Following his firing from the Magic, he became head coach of the third-year, expansion Vancouver Grizzlies in 1997. Hill was fired early in his third season. Following that, he became an assistant coach of the New Jersey Nets, where he remained until the end of the postseason. He was then rehired by the Magic and he led the team to a 36–46 record in the 2005–2006 season.
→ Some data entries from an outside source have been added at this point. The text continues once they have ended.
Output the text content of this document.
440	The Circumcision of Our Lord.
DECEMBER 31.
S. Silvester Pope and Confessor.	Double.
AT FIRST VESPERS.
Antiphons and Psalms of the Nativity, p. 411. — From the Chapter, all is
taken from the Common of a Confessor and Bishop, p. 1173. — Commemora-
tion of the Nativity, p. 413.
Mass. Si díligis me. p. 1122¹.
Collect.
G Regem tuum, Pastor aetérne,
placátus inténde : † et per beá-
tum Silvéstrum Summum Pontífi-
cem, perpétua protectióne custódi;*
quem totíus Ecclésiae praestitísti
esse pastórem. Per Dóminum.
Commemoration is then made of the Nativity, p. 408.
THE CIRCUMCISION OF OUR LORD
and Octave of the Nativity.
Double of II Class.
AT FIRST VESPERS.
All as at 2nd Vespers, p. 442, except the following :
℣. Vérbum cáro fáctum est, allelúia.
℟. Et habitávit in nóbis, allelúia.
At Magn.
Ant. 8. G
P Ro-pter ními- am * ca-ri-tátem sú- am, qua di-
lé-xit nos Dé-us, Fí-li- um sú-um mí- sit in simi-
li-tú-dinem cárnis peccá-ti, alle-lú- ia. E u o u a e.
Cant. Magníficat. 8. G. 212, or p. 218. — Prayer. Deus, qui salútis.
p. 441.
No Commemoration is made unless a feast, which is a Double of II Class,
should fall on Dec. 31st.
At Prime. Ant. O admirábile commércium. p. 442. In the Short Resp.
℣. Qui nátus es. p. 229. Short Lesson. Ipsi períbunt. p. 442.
On May 23, 2007, after multiple media sources reported that Hill would not return to coach the Orlando Magic for the 2007–08 NBA season, but would instead be offered another position within the organization, the Magic released a statement that he would not return as coach of the Magic, although it was reported he was actually fired by general manager Otis Smith. It was a position he had held since May 24, 2005. It was his second stint with the team.

==Head coaching record==

===College===

Record table
| Season | Team | Overall | Conference | Standing | Postseason |
Lehigh Engineers (East Coast Conference) (1975–1983)
| 1975–76 | Lehigh | 9–15 | 2–8 | 5th (West) |  |
| 1976–77 | Lehigh | 12–15 | 6–4 | 3rd (West) |  |
| 1977–78 | Lehigh | 8–18 | 5–5 | T–2nd (West) |  |
| 1978–79 | Lehigh | 8–18 | 4–13 | 5th (West) |  |
| 1979–80 | Lehigh | 5–20 | 2–14 | 5th (West) |  |
| 1980–81 | Lehigh | 14–12 | 6–10 | T–3rd (West) |  |
| 1981–82 | Lehigh | 9–17 | 3–13 | T–5th (West) |  |
| 1982–83 | Lehigh | 10–16 | 2–11 | 5th (West) |  |
| Lehigh: |  | 75–131 | 30–78 |  |  |  |  |  |
| Total: |  | 75–131 |  |  |  |  |  |  |  |

===NBA===

| Team | Year | G | W | L | W–L% | Finish | PG | PW | PL | PW–L% | Result |
| Orlando | 1993–94 | 82 | 50 | 32 | .610 | 2nd in Atlantic | 3 | 0 | 3 | .000 | Lost in First round |
| Orlando | 1994–95 | 82 | 57 | 25 | .695 | 1st in Atlantic | 21 | 11 | 10 | .524 | Lost in NBA Finals |
| Orlando | 1995–96 | 82 | 60 | 22 | .732 | 1st in Atlantic | 12 | 7 | 5 | .583 | Lost in Conf. Finals |
| Orlando | 1996–97 | 49 | 24 | 25 | .490 | (fired) | — | — | — | — | — |
| Vancouver | 1997–98 | 82 | 19 | 63 | .232 | 6th in Midwest | — | — | — | — | Missed playoffs |
| Vancouver | 1998–99 | 50 | 8 | 42 | .160 | 7th in Midwest | — | — | — | — | Missed playoffs |
| Vancouver | 1999–2000 | 22 | 4 | 18 | .182 | (fired) | — | — | — | — | — |
| Orlando | 2005–06 | 82 | 36 | 46 | .439 | 3rd in Southeast | — | — | — | — | Missed playoffs |
| Orlando | 2006–07 | 82 | 40 | 42 | .488 | 3rd in Southeast | 4 | 0 | 4 | .000 | Lost in First round |
| Career |  | 673 | 298 | 315 | .486 |  | 40 | 18 | 22 | .450 |

==Personal life==
Hill, a graduate of John F. Kennedy College in Nebraska, has two adult children, Kimberly and Christopher. His daughter was diagnosed with cystic fibrosis at 5 years old and, as a result, Hill has supported cystic fibrosis research by holding fundraisers and speaking to crowds about the disease. He and his wife Kay live in Orlando, Florida, where they have remained even after his original departure from the Orlando Magic.